The Belle of New York was the reason Fred retired in 1946, MGM tied him to that if he came out of retirement eventually he'd have to make the film, I'd say its a shame but i really liked it especially the classic 'I Wanna Be A Dancin Man' the original was filmed with Fred wearing his waiter's uniform, MGM decided they needed something more formal so they put him in a suit, when the vaults were opened the original saw the light of day again, they can be viewed in split screen together on 'That's Entertainment Part3' Its a real tribute to how much Fred rehearsed as apart from the outfits the numbers are virtually identical despite being filmed weeks apart. Its all very Guys and Dolls although the film was based on a stage musical which predates Guys and Dolls! I'm not a fan of the film version of Guys and Dolls (although i loved the stage versions i've seen) and enjoyed seeing Vera Ellen with Fred for a second time

Gonna Leave My Footsteps On The Sands of Time
The Band Wagon (1953) was the first of two movies that Fred made with Cyd Charisse, this was vaugely biographical and had vague references to Fred's own career at that moment in time, it is a fabulous movie, with some great numbers including 'By Myself', 'Dancing in the Dark' and 'That's Entertainment' most of the songs from the movie came from the Broadway show 'The Bandwagon' the last show that Fred and Adele starred in together, the plot however is completely different and reflected the changing times (22 years had passed afterall) with Jack Buchanan as the broadway producer who wants to star, direct and produce all at the same time and Oscar Levant and Nanette Fabray providing the comedy (oh and they 'wrote' the show that Astaire's character performs in)
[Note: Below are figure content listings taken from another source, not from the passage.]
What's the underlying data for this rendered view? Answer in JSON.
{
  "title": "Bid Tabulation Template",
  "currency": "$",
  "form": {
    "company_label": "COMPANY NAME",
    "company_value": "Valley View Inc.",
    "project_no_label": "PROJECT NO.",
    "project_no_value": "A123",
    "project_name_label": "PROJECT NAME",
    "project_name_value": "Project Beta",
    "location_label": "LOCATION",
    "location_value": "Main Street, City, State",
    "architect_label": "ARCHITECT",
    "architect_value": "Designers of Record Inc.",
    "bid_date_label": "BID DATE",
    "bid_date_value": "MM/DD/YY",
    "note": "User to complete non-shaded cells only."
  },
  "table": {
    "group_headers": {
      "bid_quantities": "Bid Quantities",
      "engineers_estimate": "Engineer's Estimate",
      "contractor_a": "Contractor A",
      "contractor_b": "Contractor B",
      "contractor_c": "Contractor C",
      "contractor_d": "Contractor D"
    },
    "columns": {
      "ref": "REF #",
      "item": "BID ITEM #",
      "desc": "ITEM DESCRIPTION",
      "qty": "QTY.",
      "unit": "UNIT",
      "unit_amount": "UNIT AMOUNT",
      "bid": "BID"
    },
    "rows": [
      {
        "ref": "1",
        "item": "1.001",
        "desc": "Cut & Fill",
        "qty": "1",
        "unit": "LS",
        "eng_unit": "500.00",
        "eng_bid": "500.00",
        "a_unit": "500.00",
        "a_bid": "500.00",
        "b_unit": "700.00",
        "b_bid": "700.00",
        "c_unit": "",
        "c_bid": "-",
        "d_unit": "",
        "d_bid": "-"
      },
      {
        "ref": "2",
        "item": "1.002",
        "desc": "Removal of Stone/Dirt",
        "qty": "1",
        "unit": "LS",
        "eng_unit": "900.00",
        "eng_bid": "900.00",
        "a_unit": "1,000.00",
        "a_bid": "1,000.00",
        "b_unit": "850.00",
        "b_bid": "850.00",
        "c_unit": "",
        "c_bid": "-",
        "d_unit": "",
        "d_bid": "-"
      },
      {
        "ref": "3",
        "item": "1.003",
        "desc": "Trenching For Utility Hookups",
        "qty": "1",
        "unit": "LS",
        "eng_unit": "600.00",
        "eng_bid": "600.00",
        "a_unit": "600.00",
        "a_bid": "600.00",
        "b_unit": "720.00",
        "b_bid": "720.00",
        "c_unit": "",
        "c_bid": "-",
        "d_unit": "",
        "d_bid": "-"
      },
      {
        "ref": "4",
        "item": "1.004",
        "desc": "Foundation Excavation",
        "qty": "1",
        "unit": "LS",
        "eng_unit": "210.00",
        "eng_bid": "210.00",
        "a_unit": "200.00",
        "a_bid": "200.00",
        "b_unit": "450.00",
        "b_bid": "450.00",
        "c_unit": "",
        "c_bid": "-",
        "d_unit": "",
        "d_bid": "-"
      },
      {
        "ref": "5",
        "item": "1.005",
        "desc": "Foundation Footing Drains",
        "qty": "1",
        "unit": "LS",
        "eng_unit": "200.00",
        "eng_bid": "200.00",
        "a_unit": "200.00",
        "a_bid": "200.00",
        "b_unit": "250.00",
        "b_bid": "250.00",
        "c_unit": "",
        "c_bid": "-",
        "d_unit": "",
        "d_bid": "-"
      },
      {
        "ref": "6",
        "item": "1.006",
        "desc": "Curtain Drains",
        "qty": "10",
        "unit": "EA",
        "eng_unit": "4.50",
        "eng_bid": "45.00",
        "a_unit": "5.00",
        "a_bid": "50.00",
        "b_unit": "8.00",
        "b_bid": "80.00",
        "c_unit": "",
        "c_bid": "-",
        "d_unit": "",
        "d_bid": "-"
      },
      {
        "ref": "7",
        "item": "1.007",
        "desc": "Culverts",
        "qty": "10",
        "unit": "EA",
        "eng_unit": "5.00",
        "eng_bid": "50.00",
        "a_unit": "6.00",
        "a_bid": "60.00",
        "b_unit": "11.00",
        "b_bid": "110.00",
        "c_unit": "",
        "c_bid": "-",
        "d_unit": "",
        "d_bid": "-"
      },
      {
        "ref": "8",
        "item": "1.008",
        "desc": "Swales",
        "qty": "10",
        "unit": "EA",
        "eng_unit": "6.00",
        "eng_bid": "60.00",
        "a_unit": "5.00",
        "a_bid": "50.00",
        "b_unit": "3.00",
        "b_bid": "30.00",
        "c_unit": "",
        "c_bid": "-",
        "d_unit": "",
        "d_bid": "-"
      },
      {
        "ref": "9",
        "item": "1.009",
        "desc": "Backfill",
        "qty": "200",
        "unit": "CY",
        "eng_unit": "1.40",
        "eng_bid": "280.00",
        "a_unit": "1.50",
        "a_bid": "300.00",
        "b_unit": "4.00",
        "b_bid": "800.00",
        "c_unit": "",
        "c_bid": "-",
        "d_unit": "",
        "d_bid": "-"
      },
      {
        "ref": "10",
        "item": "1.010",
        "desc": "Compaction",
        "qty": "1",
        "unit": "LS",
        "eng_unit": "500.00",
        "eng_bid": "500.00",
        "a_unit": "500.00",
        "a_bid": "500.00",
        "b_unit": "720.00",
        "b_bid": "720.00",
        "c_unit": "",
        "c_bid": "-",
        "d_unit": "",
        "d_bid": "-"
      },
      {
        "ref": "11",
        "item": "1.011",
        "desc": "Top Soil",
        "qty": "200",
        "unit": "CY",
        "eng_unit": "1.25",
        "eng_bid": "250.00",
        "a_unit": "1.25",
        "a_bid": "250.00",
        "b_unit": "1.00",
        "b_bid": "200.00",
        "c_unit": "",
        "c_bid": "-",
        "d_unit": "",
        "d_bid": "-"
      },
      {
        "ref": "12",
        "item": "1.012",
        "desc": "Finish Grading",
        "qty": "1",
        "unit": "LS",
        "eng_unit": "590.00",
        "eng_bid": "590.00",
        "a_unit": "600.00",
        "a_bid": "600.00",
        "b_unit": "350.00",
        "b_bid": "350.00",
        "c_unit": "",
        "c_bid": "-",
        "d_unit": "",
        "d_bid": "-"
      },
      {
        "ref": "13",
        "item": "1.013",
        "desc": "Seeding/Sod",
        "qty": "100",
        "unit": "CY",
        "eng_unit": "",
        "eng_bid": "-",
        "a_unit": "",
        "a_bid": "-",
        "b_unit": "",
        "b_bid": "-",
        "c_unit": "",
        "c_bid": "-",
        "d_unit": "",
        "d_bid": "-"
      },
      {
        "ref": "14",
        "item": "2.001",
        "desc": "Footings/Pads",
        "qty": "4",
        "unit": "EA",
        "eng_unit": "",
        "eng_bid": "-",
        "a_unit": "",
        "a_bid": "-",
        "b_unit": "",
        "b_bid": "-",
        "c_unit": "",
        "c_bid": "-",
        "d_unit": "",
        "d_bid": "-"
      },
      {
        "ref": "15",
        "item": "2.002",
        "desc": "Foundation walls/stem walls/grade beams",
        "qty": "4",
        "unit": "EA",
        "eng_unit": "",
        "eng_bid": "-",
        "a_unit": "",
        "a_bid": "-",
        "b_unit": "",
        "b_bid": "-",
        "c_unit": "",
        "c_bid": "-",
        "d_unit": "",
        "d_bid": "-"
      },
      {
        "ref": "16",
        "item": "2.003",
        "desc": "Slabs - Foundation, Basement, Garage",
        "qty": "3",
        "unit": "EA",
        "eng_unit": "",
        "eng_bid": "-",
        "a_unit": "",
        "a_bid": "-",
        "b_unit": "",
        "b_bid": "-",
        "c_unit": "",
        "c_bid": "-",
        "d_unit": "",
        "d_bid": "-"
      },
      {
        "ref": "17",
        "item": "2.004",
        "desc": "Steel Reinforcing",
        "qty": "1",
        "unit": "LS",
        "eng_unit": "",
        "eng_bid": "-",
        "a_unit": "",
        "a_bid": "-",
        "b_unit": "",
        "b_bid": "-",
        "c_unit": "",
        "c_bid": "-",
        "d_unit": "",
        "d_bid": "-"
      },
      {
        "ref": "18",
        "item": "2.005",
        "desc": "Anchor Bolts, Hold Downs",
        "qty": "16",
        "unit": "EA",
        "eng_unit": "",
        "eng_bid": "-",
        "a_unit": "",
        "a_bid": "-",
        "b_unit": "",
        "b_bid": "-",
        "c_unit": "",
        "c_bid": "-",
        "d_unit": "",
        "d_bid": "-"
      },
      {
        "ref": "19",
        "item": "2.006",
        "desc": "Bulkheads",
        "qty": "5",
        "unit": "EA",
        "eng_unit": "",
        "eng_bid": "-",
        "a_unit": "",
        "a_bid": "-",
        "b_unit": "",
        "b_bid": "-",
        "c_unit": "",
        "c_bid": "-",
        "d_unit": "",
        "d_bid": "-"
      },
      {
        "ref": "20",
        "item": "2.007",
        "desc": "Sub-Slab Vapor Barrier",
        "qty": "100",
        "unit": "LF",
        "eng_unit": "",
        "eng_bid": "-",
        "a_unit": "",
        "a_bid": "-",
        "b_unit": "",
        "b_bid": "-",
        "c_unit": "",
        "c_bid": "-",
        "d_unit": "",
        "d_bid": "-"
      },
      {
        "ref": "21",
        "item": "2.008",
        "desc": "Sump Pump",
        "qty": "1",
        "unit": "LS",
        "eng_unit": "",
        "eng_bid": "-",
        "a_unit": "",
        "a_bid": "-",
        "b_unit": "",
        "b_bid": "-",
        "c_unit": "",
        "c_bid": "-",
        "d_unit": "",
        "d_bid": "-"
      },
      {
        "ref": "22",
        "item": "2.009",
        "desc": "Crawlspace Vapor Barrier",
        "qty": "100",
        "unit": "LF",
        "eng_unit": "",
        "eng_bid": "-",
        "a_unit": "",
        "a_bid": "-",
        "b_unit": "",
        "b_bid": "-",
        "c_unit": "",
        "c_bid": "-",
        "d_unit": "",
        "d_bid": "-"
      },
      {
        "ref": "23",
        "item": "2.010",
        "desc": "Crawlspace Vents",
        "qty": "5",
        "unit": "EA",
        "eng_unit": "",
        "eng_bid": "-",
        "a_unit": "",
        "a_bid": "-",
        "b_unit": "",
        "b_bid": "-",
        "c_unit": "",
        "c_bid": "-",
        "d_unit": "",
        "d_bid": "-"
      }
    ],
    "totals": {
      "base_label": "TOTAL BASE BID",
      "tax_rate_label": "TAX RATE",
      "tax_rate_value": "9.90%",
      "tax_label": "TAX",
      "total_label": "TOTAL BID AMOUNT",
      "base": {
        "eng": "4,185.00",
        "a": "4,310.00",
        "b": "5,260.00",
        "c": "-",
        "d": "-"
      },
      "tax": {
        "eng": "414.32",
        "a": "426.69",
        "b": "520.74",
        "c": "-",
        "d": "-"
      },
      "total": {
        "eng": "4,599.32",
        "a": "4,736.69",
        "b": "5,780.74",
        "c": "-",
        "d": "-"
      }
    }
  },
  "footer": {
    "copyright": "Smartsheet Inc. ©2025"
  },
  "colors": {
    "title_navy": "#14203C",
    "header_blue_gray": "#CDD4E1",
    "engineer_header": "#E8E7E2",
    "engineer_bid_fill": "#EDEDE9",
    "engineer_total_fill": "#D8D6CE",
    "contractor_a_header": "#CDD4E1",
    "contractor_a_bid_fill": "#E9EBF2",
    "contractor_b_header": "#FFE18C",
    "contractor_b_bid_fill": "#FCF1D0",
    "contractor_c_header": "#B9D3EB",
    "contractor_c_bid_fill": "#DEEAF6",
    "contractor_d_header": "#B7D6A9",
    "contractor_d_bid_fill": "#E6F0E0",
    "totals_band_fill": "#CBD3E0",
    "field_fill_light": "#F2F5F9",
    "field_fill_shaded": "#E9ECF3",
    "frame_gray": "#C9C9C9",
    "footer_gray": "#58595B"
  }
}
The Englishman and the American

As they say 'That's Entertainment'
Silk Stockings was one of the last great MGM musicals to be made by the Arthur Freed Unit at MGM, a film version of the Broadway show which had been based on 'Ninotchka' (1939) this was the second and last film to star Fred and Cyd Charisse, after 3 Soviet Commisiars fail to bring back the composer that Astaire's character wants to write the music for his new musical Ninotchka (Charisse) turns up in town to find out just why they have all but defected. Brilliant film, the comedy provided by Peter Lorre, Jules Munshin, Joseph Buloff and possibly unintentionally (from her character's perspective at any rate) Janis Paige

1 comment:

  1. Very thorough and well done. (You spelled Judy, July, up there somewhere). What a career Fred had. I hadn't realized Ginger only made 2 MGM films. I enjoyed reading what you wrote.